For Polkinghorne this changed his understanding of prayer.  In a mechanical, pre-determined world, prayer did not make much sense.  Everything was locked into a set pattern of laws that God had established at creation.  But in the world of quarks, where it is much more fluid and unknown, prayer becomes an interaction with God and creation. 

In old science, God was simply a watchmaker who created the world, wound it up and then step back to observe the watch from a distance. And yes, there are some strong physical laws that guide our days.  The sun will rise in the east, not the west.  If you jump off a roof, you will not fly, but fall to earth.   Yet, in the field of quarks, God is also like a conductor, constantly interacting with the musicians who are making music together.  With quarks Polkinghorne found beauty, wonder and awe, like a good jazz improvisation. 

This makes sense to me.

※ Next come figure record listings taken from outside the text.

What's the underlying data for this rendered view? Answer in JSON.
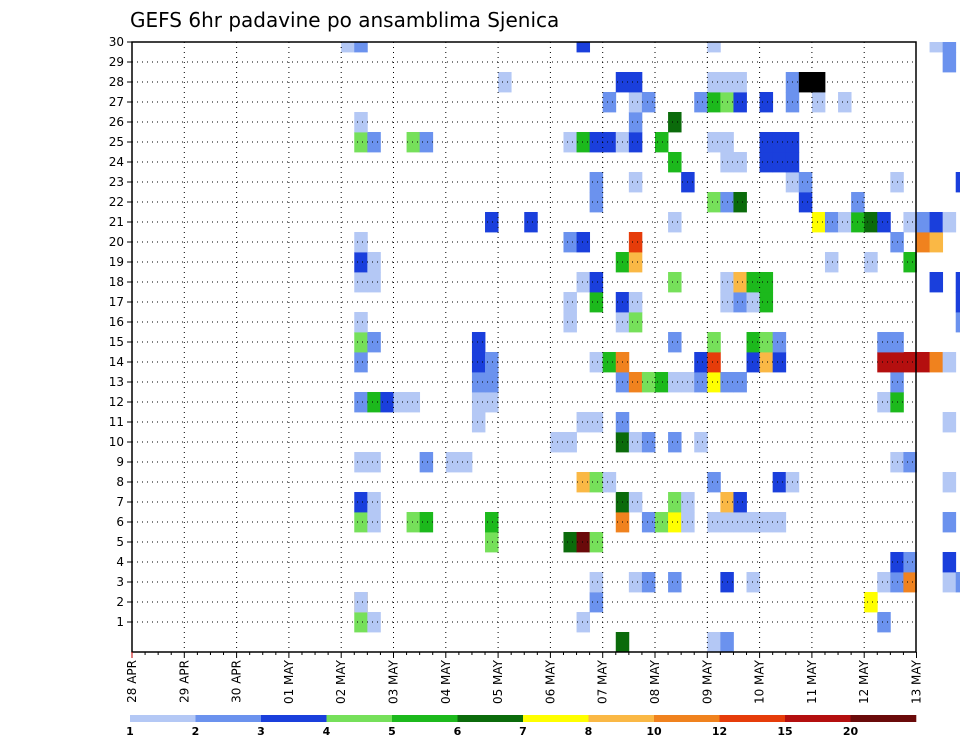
{
  "chart_data": {
    "type": "heatmap",
    "title": "GEFS 6hr padavine po ansamblima Sjenica",
    "xlabel": "",
    "ylabel": "",
    "x_tick_labels": [
      "28 APR",
      "29 APR",
      "30 APR",
      "01 MAY",
      "02 MAY",
      "03 MAY",
      "04 MAY",
      "05 MAY",
      "06 MAY",
      "07 MAY",
      "08 MAY",
      "09 MAY",
      "10 MAY",
      "11 MAY",
      "12 MAY",
      "13 MAY"
    ],
    "y_range": [
      0,
      30
    ],
    "y_ticks": [
      1,
      2,
      3,
      4,
      5,
      6,
      7,
      8,
      9,
      10,
      11,
      12,
      13,
      14,
      15,
      16,
      17,
      18,
      19,
      20,
      21,
      22,
      23,
      24,
      25,
      26,
      27,
      28,
      29,
      30
    ],
    "grid": true,
    "time_step": "6hr",
    "legend": {
      "placement": "bottom",
      "labels": [
        "1",
        "2",
        "3",
        "4",
        "5",
        "6",
        "7",
        "8",
        "10",
        "12",
        "15",
        "20"
      ],
      "colors": [
        "#b4c8f5",
        "#6b92ee",
        "#1a3fdc",
        "#76e05a",
        "#1cb91c",
        "#0b6b0b",
        "#ffff00",
        "#fab845",
        "#f0821e",
        "#e63c0a",
        "#b40f0f",
        "#6a0a0a"
      ]
    },
    "cells": [
      [
        17,
        1,
        4
      ],
      [
        17,
        2,
        8
      ],
      [
        18,
        1,
        1
      ],
      [
        34,
        1,
        1
      ],
      [
        57,
        1,
        2
      ],
      [
        66,
        1,
        4
      ],
      [
        73,
        1,
        3
      ],
      [
        17,
        2,
        1
      ],
      [
        35,
        2,
        2
      ],
      [
        56,
        2,
        7
      ],
      [
        71,
        2,
        1
      ],
      [
        35,
        3,
        1
      ],
      [
        38,
        3,
        1
      ],
      [
        39,
        3,
        2
      ],
      [
        41,
        3,
        2
      ],
      [
        45,
        3,
        3
      ],
      [
        47,
        3,
        1
      ],
      [
        57,
        3,
        1
      ],
      [
        58,
        3,
        2
      ],
      [
        59,
        3,
        9
      ],
      [
        62,
        3,
        1
      ],
      [
        63,
        3,
        2
      ],
      [
        64,
        3,
        1
      ],
      [
        58,
        4,
        3
      ],
      [
        59,
        4,
        2
      ],
      [
        62,
        4,
        3
      ],
      [
        73,
        4,
        1
      ],
      [
        27,
        5,
        4
      ],
      [
        33,
        5,
        6
      ],
      [
        34,
        5,
        12
      ],
      [
        35,
        5,
        4
      ],
      [
        67,
        5,
        2
      ],
      [
        68,
        5,
        9
      ],
      [
        70,
        5,
        2
      ],
      [
        71,
        5,
        3
      ],
      [
        72,
        5,
        9
      ],
      [
        73,
        5,
        5
      ],
      [
        17,
        6,
        4
      ],
      [
        18,
        6,
        1
      ],
      [
        21,
        6,
        4
      ],
      [
        22,
        6,
        5
      ],
      [
        27,
        6,
        5
      ],
      [
        37,
        6,
        9
      ],
      [
        39,
        6,
        2
      ],
      [
        40,
        6,
        4
      ],
      [
        41,
        6,
        7
      ],
      [
        42,
        6,
        1
      ],
      [
        44,
        6,
        1
      ],
      [
        45,
        6,
        1
      ],
      [
        46,
        6,
        1
      ],
      [
        47,
        6,
        1
      ],
      [
        48,
        6,
        1
      ],
      [
        49,
        6,
        1
      ],
      [
        62,
        6,
        2
      ],
      [
        67,
        6,
        2
      ],
      [
        68,
        6,
        2
      ],
      [
        17,
        7,
        3
      ],
      [
        18,
        7,
        1
      ],
      [
        37,
        7,
        6
      ],
      [
        38,
        7,
        1
      ],
      [
        41,
        7,
        4
      ],
      [
        42,
        7,
        1
      ],
      [
        45,
        7,
        8
      ],
      [
        46,
        7,
        3
      ],
      [
        73,
        7,
        1
      ],
      [
        34,
        8,
        8
      ],
      [
        35,
        8,
        4
      ],
      [
        36,
        8,
        1
      ],
      [
        44,
        8,
        2
      ],
      [
        49,
        8,
        3
      ],
      [
        50,
        8,
        1
      ],
      [
        62,
        8,
        1
      ],
      [
        65,
        8,
        6
      ],
      [
        73,
        8,
        1
      ],
      [
        74,
        8,
        4
      ],
      [
        17,
        9,
        1
      ],
      [
        18,
        9,
        1
      ],
      [
        22,
        9,
        2
      ],
      [
        24,
        9,
        1
      ],
      [
        25,
        9,
        1
      ],
      [
        58,
        9,
        1
      ],
      [
        59,
        9,
        2
      ],
      [
        32,
        10,
        1
      ],
      [
        33,
        10,
        1
      ],
      [
        37,
        10,
        6
      ],
      [
        38,
        10,
        1
      ],
      [
        39,
        10,
        2
      ],
      [
        41,
        10,
        2
      ],
      [
        43,
        10,
        1
      ],
      [
        26,
        11,
        1
      ],
      [
        34,
        11,
        1
      ],
      [
        35,
        11,
        1
      ],
      [
        37,
        11,
        2
      ],
      [
        62,
        11,
        1
      ],
      [
        73,
        11,
        1
      ],
      [
        17,
        12,
        2
      ],
      [
        18,
        12,
        5
      ],
      [
        19,
        12,
        3
      ],
      [
        20,
        12,
        1
      ],
      [
        21,
        12,
        1
      ],
      [
        26,
        12,
        1
      ],
      [
        27,
        12,
        1
      ],
      [
        57,
        12,
        1
      ],
      [
        58,
        12,
        5
      ],
      [
        72,
        12,
        1
      ],
      [
        73,
        12,
        2
      ],
      [
        26,
        13,
        2
      ],
      [
        27,
        13,
        2
      ],
      [
        37,
        13,
        2
      ],
      [
        38,
        13,
        9
      ],
      [
        39,
        13,
        4
      ],
      [
        40,
        13,
        5
      ],
      [
        41,
        13,
        1
      ],
      [
        42,
        13,
        1
      ],
      [
        43,
        13,
        2
      ],
      [
        44,
        13,
        7
      ],
      [
        45,
        13,
        2
      ],
      [
        46,
        13,
        2
      ],
      [
        58,
        13,
        2
      ],
      [
        65,
        13,
        3
      ],
      [
        66,
        13,
        5
      ],
      [
        67,
        13,
        1
      ],
      [
        68,
        13,
        2
      ],
      [
        71,
        13,
        13
      ],
      [
        72,
        13,
        14
      ],
      [
        73,
        13,
        1
      ],
      [
        17,
        14,
        2
      ],
      [
        26,
        14,
        3
      ],
      [
        27,
        14,
        2
      ],
      [
        35,
        14,
        1
      ],
      [
        36,
        14,
        5
      ],
      [
        37,
        14,
        9
      ],
      [
        43,
        14,
        3
      ],
      [
        44,
        14,
        10
      ],
      [
        47,
        14,
        3
      ],
      [
        48,
        14,
        8
      ],
      [
        49,
        14,
        3
      ],
      [
        57,
        14,
        11
      ],
      [
        58,
        14,
        11
      ],
      [
        59,
        14,
        11
      ],
      [
        60,
        14,
        11
      ],
      [
        61,
        14,
        9
      ],
      [
        62,
        14,
        1
      ],
      [
        64,
        14,
        1
      ],
      [
        17,
        15,
        4
      ],
      [
        18,
        15,
        2
      ],
      [
        26,
        15,
        3
      ],
      [
        41,
        15,
        2
      ],
      [
        44,
        15,
        4
      ],
      [
        47,
        15,
        5
      ],
      [
        48,
        15,
        4
      ],
      [
        49,
        15,
        2
      ],
      [
        57,
        15,
        2
      ],
      [
        58,
        15,
        2
      ],
      [
        17,
        16,
        1
      ],
      [
        33,
        16,
        1
      ],
      [
        37,
        16,
        1
      ],
      [
        38,
        16,
        4
      ],
      [
        63,
        16,
        2
      ],
      [
        65,
        16,
        1
      ],
      [
        73,
        16,
        2
      ],
      [
        33,
        17,
        1
      ],
      [
        35,
        17,
        5
      ],
      [
        37,
        17,
        3
      ],
      [
        38,
        17,
        1
      ],
      [
        45,
        17,
        1
      ],
      [
        46,
        17,
        2
      ],
      [
        47,
        17,
        1
      ],
      [
        48,
        17,
        5
      ],
      [
        63,
        17,
        3
      ],
      [
        64,
        17,
        8
      ],
      [
        65,
        17,
        1
      ],
      [
        67,
        17,
        1
      ],
      [
        68,
        17,
        2
      ],
      [
        74,
        17,
        5
      ],
      [
        17,
        18,
        1
      ],
      [
        18,
        18,
        1
      ],
      [
        34,
        18,
        1
      ],
      [
        35,
        18,
        3
      ],
      [
        41,
        18,
        4
      ],
      [
        45,
        18,
        1
      ],
      [
        46,
        18,
        8
      ],
      [
        47,
        18,
        5
      ],
      [
        48,
        18,
        5
      ],
      [
        61,
        18,
        3
      ],
      [
        63,
        18,
        3
      ],
      [
        64,
        18,
        3
      ],
      [
        66,
        18,
        1
      ],
      [
        67,
        18,
        2
      ],
      [
        68,
        18,
        1
      ],
      [
        17,
        19,
        3
      ],
      [
        18,
        19,
        1
      ],
      [
        37,
        19,
        5
      ],
      [
        38,
        19,
        8
      ],
      [
        53,
        19,
        1
      ],
      [
        56,
        19,
        1
      ],
      [
        59,
        19,
        5
      ],
      [
        17,
        20,
        1
      ],
      [
        33,
        20,
        2
      ],
      [
        34,
        20,
        3
      ],
      [
        38,
        20,
        10
      ],
      [
        58,
        20,
        2
      ],
      [
        60,
        20,
        9
      ],
      [
        61,
        20,
        8
      ],
      [
        68,
        20,
        1
      ],
      [
        27,
        21,
        3
      ],
      [
        30,
        21,
        3
      ],
      [
        41,
        21,
        1
      ],
      [
        52,
        21,
        7
      ],
      [
        53,
        21,
        2
      ],
      [
        54,
        21,
        1
      ],
      [
        55,
        21,
        5
      ],
      [
        56,
        21,
        6
      ],
      [
        57,
        21,
        3
      ],
      [
        59,
        21,
        1
      ],
      [
        60,
        21,
        2
      ],
      [
        61,
        21,
        3
      ],
      [
        62,
        21,
        1
      ],
      [
        35,
        22,
        2
      ],
      [
        44,
        22,
        4
      ],
      [
        45,
        22,
        2
      ],
      [
        46,
        22,
        6
      ],
      [
        51,
        22,
        3
      ],
      [
        55,
        22,
        2
      ],
      [
        68,
        22,
        2
      ],
      [
        35,
        23,
        2
      ],
      [
        38,
        23,
        1
      ],
      [
        42,
        23,
        3
      ],
      [
        50,
        23,
        1
      ],
      [
        51,
        23,
        2
      ],
      [
        58,
        23,
        1
      ],
      [
        63,
        23,
        3
      ],
      [
        41,
        24,
        5
      ],
      [
        45,
        24,
        1
      ],
      [
        46,
        24,
        1
      ],
      [
        48,
        24,
        3
      ],
      [
        49,
        24,
        3
      ],
      [
        50,
        24,
        3
      ],
      [
        17,
        25,
        4
      ],
      [
        18,
        25,
        2
      ],
      [
        21,
        25,
        4
      ],
      [
        22,
        25,
        2
      ],
      [
        33,
        25,
        1
      ],
      [
        34,
        25,
        5
      ],
      [
        35,
        25,
        3
      ],
      [
        36,
        25,
        3
      ],
      [
        37,
        25,
        1
      ],
      [
        38,
        25,
        3
      ],
      [
        40,
        25,
        5
      ],
      [
        44,
        25,
        1
      ],
      [
        45,
        25,
        1
      ],
      [
        48,
        25,
        3
      ],
      [
        49,
        25,
        3
      ],
      [
        50,
        25,
        3
      ],
      [
        17,
        26,
        1
      ],
      [
        38,
        26,
        2
      ],
      [
        41,
        26,
        6
      ],
      [
        36,
        27,
        2
      ],
      [
        38,
        27,
        1
      ],
      [
        39,
        27,
        2
      ],
      [
        43,
        27,
        2
      ],
      [
        44,
        27,
        5
      ],
      [
        45,
        27,
        4
      ],
      [
        46,
        27,
        3
      ],
      [
        48,
        27,
        3
      ],
      [
        50,
        27,
        2
      ],
      [
        52,
        27,
        1
      ],
      [
        54,
        27,
        1
      ],
      [
        65,
        27,
        3
      ],
      [
        66,
        27,
        6
      ],
      [
        67,
        27,
        2
      ],
      [
        68,
        27,
        2
      ],
      [
        28,
        28,
        1
      ],
      [
        37,
        28,
        3
      ],
      [
        38,
        28,
        3
      ],
      [
        44,
        28,
        1
      ],
      [
        45,
        28,
        1
      ],
      [
        46,
        28,
        1
      ],
      [
        50,
        28,
        2
      ],
      [
        51,
        28,
        14
      ],
      [
        52,
        28,
        14
      ],
      [
        64,
        28,
        1
      ],
      [
        65,
        28,
        2
      ],
      [
        62,
        29,
        2
      ],
      [
        65,
        29,
        4
      ],
      [
        66,
        29,
        5
      ],
      [
        67,
        29,
        1
      ],
      [
        16,
        30,
        1
      ],
      [
        17,
        30,
        2
      ],
      [
        34,
        30,
        3
      ],
      [
        44,
        30,
        1
      ],
      [
        61,
        30,
        1
      ],
      [
        62,
        30,
        2
      ],
      [
        65,
        30,
        2
      ],
      [
        37,
        0,
        6
      ],
      [
        44,
        0,
        1
      ],
      [
        45,
        0,
        2
      ],
      [
        69,
        0,
        1
      ]
    ]
  }
}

For example I do not pray that the January cold-snap in Minnesota will suddenly become a July heat-wave.  The seasons are fixed.  Yet the chaotic, fluid nature of weather could be influence by the prayers of God’s people.  The prophet Elijah’s prayers for a drought in I Kings 17-18 is indicative of this.  The same is true for prayers of healing; there is an interplay between our body, mind and spirit that truly affects the body’s healing.  Prayer is an invitation for God to participate in our body’s healing, in a deep elemental way.  When we pray for someone to be healed of cancer, we are asking God to allow the healthy cells in the body to replace/remove the cancer cells at the most basic biological level.

My favorite prayer of Jesus reflects such an attitude.  We pray, “Your kingdom come, Your will be done, on earth as in heaven.”  As we pray this prayer we are opening ourselves to God’s activity in the world, seeking to be in the flow of  God’s Spirit.  The Spirit is not pre-determined, but more fluid and sometimes chaotic, like a dance. The will of God has fixed aspects, like the ten commandments.  Yet in our daily life, we seek to see the conductor’s baton and stay with God’s rhythm and beat.

How has your understanding of prayer changed overtime?